Con el arma lista y el dedo en el gatillo, aguardaba a que el hombre se detuviese.
Tocar el hielo…
Dominar la respiración, ignorar las moscas que le zumbaban en la cara, ignorar el calor. Gritar mudamente a Reinhard Ernst: «¡Deja de moverte, hombre! Déjame hacer esto y volver a mi país, a mi imprenta, a mi hermano… a la familia que tuve, que aún puedo tener».
A su mente vino una rápida imagen de Käthe Richter; vio sus ojos, sintió sus lágrimas, oyó el eco de su voz.
Prefiero compartir mi país con diez mil asesinos que mi cama con uno solo.
Su dedo acarició el gatillo del máuser. La cara de Käthe, sus palabras, desaparecieron en un rocío de hielo.
Y justo en ese momento Ernst dejó de pasearse, colgó nuevamente el micrófono en el salpicadero del Mercedes y se apartó del coche. De pie, cruzado de brazos, charlaba amistosamente con su guardaespaldas, que movía la cabeza en una lenta afirmación. Ambos contemplaban el aula.
Paul apuntó la mira al pecho del coronel.
Al aproximarse al claro Willi Kohl oyó un fuerte disparo. Resonó contra los edificios y el paisaje antes de que se lo tragaran la hierba alta y los enebros que lo rodeaban. El inspector se agachó instintivamente. Vio que, al otro lado del claro, la alta silueta de Reinhard Ernst caía al suelo, junto al Mercedes.
«No… ¡Ese hombre ha muerto! ¡Es culpa mía! Por mi descuido, mi estupidez, han matado a un hombre, a un hombre que era vital para la patria».

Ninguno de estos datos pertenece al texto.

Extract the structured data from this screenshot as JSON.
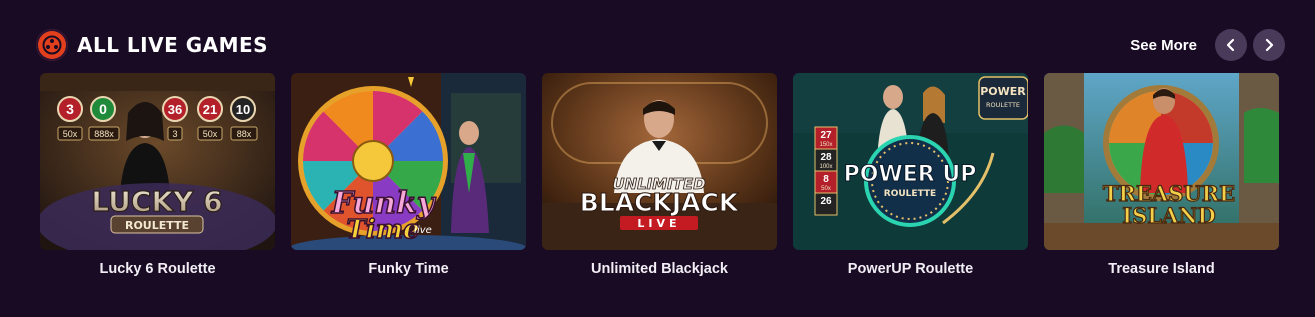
{
  "section": {
    "title": "ALL LIVE GAMES",
    "icon": "roulette-icon",
    "see_more_label": "See More"
  },
  "colors": {
    "background": "#1a0b24",
    "accent": "#e2401c",
    "nav_button": "#4a3a5a"
  },
  "games": [
    {
      "name": "Lucky 6 Roulette",
      "art": {
        "logo_line1": "LUCKY 6",
        "logo_line2": "ROULETTE",
        "numbers": [
          "3",
          "0",
          "36",
          "21",
          "10"
        ],
        "multipliers": [
          "50x",
          "888x",
          "3",
          "50x",
          "88x"
        ]
      }
    },
    {
      "name": "Funky Time",
      "art": {
        "logo_line1": "Funky",
        "logo_line2": "Time",
        "logo_line3": "live"
      }
    },
    {
      "name": "Unlimited Blackjack",
      "art": {
        "logo_line1": "UNLIMITED",
        "logo_line2": "BLACKJACK",
        "logo_line3": "LIVE"
      }
    },
    {
      "name": "PowerUP Roulette",
      "art": {
        "logo_line1": "POWER UP",
        "logo_line2": "ROULETTE",
        "corner_line1": "POWER",
        "corner_line2": "ROULETTE",
        "board_numbers": [
          "27",
          "28",
          "8",
          "26"
        ],
        "board_multipliers": [
          "150x",
          "100x",
          "50x"
        ]
      }
    },
    {
      "name": "Treasure Island",
      "art": {
        "logo_line1": "TREASURE",
        "logo_line2": "ISLAND"
      }
    }
  ]
}
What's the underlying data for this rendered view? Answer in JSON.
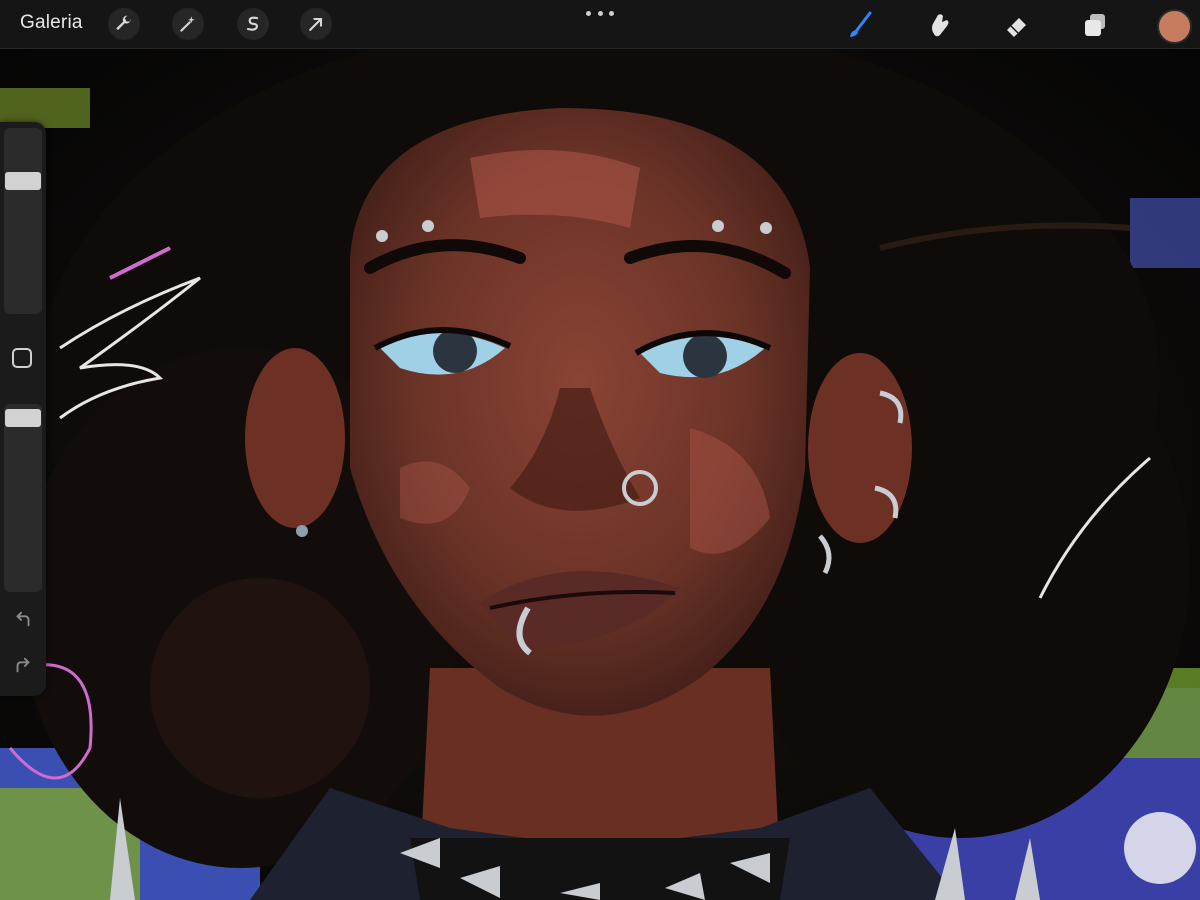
{
  "toolbar": {
    "gallery_label": "Galeria",
    "left_tools": [
      {
        "icon": "wrench-icon",
        "name": "actions"
      },
      {
        "icon": "magic-wand-icon",
        "name": "adjustments"
      },
      {
        "icon": "selection-s-icon",
        "name": "selection"
      },
      {
        "icon": "move-arrow-icon",
        "name": "transform"
      }
    ],
    "more_icon": "more-dots-icon",
    "right_tools": [
      {
        "icon": "brush-icon",
        "name": "paint",
        "active": true
      },
      {
        "icon": "smudge-icon",
        "name": "smudge",
        "active": false
      },
      {
        "icon": "eraser-icon",
        "name": "erase",
        "active": false
      },
      {
        "icon": "layers-icon",
        "name": "layers",
        "active": false
      }
    ],
    "current_color": "#c77c60",
    "active_tool_color": "#2f86f6"
  },
  "sidebar": {
    "brush_size_level": 0.74,
    "opacity_level": 0.97,
    "modify_icon": "square-modify-icon",
    "undo_icon": "undo-icon",
    "redo_icon": "redo-icon"
  },
  "canvas": {
    "subject": "digital-painting-portrait",
    "colors": {
      "skin": "#7a3b2e",
      "skin_light": "#b0574a",
      "hair": "#0e0b08",
      "eyes": "#9fd0e6",
      "lips": "#5a2a26",
      "metal": "#c9ccd1",
      "pink_scribble": "#d06bd0",
      "blue_pattern": "#3b4fb3",
      "green_pattern": "#7da32f"
    }
  }
}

El guardaespaldas del ministro, agazapado, buscaba al atacante. «¿Qué he hecho?», se preguntó el inspector.
Pero entonces resonó otro disparo.
Mientras se acercaba al tronco protector de un grueso roble, en el borde del claro, Kohl vio que un soldado del Ejército regular caía a tierra. Más allá, otro soldado yacía en el césped, con el pecho ensangrentado. A poca distancia un hombre calvo, de traje marrón, gateaba para refugiarse bajo el autobús.
El inspector miró luego al Mercedes. ¿Qué pasaba allí? Se había equivocado. ¡El ministro estaba indemne! Al oír el primer disparo Ernst se había arrojado al suelo para protegerse, pero ahora se incorporaba con cautela, pistola en mano. Su guardaespaldas había desenfundado un arma automática y también buscaba un blanco.